Treatment of acute otitis media in children

Treatment of acute otitis media in children

For children, it is necessary to continuously increase their resistance, and only in this way can the occurrence of diseases be reduced. Colds are a common disease among children and are unavoidable, but what we fear most are actually other diseases caused by colds. For example, acute otitis media is a disease symptom that troubles both parents and children. However, judging from the treatment methods for acute otitis media in children, the cure rate of this disease is very high.

1. Observation

For simple AOM, antibiotics can be used for observation without the use of antibiotics, and antibiotic treatment can be delayed for 48 to 72 hours for suitable children, depending on age, condition, and follow-up compliance. Children with high-risk factors, such as anatomical abnormalities (cleft lip and palate, etc.), genetic abnormalities (Down syndrome, etc.), immunodeficiency, and cochlear implants, those with recurrent acute otitis media within 30 days, acute onset of potential chronic otitis media, and those who are difficult to follow up, should be treated promptly.

Give antibiotics promptly if symptoms persist or worsen.

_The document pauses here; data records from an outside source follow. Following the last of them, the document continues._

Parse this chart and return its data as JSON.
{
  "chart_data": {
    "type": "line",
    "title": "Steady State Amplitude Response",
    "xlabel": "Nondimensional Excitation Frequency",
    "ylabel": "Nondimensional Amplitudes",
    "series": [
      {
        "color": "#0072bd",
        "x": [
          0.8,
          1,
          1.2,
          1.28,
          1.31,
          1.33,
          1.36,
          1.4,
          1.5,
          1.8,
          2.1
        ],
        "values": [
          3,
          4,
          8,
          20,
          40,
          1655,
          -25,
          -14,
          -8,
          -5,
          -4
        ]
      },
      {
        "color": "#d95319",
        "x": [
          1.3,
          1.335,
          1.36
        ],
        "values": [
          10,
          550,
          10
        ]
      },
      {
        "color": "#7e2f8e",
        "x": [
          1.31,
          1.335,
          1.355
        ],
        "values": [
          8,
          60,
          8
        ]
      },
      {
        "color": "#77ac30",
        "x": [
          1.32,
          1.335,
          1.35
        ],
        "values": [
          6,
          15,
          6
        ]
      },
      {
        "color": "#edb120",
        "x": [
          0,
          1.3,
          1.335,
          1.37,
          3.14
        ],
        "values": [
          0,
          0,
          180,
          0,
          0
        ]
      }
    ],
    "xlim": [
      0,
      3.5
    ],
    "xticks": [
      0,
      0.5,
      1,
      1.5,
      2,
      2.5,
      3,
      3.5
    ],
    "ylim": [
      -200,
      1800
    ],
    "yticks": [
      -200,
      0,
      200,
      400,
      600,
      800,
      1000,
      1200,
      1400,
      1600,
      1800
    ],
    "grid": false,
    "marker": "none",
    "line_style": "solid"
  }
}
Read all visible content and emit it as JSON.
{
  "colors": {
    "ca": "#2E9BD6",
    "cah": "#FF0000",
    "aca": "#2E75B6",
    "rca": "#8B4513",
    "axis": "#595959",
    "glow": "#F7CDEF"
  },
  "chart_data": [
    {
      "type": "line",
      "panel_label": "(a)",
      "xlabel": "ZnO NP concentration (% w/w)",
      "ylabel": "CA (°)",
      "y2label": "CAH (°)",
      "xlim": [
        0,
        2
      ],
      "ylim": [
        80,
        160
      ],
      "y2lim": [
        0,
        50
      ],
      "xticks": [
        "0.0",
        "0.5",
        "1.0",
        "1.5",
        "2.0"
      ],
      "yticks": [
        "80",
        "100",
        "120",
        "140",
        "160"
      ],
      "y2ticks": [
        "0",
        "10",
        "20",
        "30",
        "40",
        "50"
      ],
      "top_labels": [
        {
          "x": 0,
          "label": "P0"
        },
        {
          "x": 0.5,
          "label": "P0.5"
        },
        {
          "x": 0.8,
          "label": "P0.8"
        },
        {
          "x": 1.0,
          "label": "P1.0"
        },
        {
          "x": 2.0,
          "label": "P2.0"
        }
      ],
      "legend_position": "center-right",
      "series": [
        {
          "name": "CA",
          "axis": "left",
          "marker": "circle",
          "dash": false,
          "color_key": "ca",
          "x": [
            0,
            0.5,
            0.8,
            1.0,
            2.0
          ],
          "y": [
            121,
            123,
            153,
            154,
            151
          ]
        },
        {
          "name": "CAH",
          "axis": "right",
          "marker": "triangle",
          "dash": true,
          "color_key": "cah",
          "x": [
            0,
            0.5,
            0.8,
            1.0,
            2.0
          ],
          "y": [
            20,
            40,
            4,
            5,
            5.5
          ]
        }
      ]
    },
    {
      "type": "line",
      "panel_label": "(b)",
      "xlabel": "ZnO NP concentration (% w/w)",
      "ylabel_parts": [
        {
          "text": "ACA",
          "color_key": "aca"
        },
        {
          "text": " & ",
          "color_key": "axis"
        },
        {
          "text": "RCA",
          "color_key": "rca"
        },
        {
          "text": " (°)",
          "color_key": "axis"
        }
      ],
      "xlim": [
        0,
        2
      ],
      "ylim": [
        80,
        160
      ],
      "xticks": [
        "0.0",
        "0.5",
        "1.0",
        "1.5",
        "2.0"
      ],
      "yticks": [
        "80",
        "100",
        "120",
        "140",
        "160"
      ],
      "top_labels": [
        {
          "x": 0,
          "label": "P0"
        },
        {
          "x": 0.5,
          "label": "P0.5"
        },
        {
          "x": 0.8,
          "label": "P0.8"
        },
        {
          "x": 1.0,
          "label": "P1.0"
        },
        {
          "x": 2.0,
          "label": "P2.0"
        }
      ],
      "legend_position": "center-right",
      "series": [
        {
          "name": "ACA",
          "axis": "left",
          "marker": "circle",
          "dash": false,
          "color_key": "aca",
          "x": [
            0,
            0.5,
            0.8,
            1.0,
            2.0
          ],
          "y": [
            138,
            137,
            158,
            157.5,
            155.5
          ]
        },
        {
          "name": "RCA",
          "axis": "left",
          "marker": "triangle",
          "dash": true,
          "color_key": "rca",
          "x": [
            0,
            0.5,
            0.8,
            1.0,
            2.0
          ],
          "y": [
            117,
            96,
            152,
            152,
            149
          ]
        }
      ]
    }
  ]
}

A mild illness means mild ear pain and a body temperature below 39°C in the past 24 hours. Severe illness refers to moderate to severe ear pain and fever over 39°C. Generally, if there is no improvement in symptoms or symptoms worsen after 48 to 72 hours of observation, antibiotics should be considered. When the parents of the child have questions about the severity of the disease, follow-up consultation is necessary.

2. Antibiotic treatment

The choice of first-line therapy should be based on the likely microbial communities and the expected clinical response. Amoxicillin is used as the first-line treatment for children with acute otitis media because it is widely effective against the most common susceptible bacteria, pneumococci, when used in adequate doses. It is also safe, has a narrow antimicrobial spectrum, is low-cost, and has an acceptable taste. If AOM symptoms persist, tympanocentesis is recommended for bacteriologic diagnosis. If tympanic membrane puncture is difficult and the child is infected with penicillin-resistant Streptococcus pneumoniae, clindamycin can be used. If it is still ineffective, tympanic membrane puncture, Gram staining, bacterial culture and drug sensitivity testing must be performed, and treatment will be guided by the results of further examinations.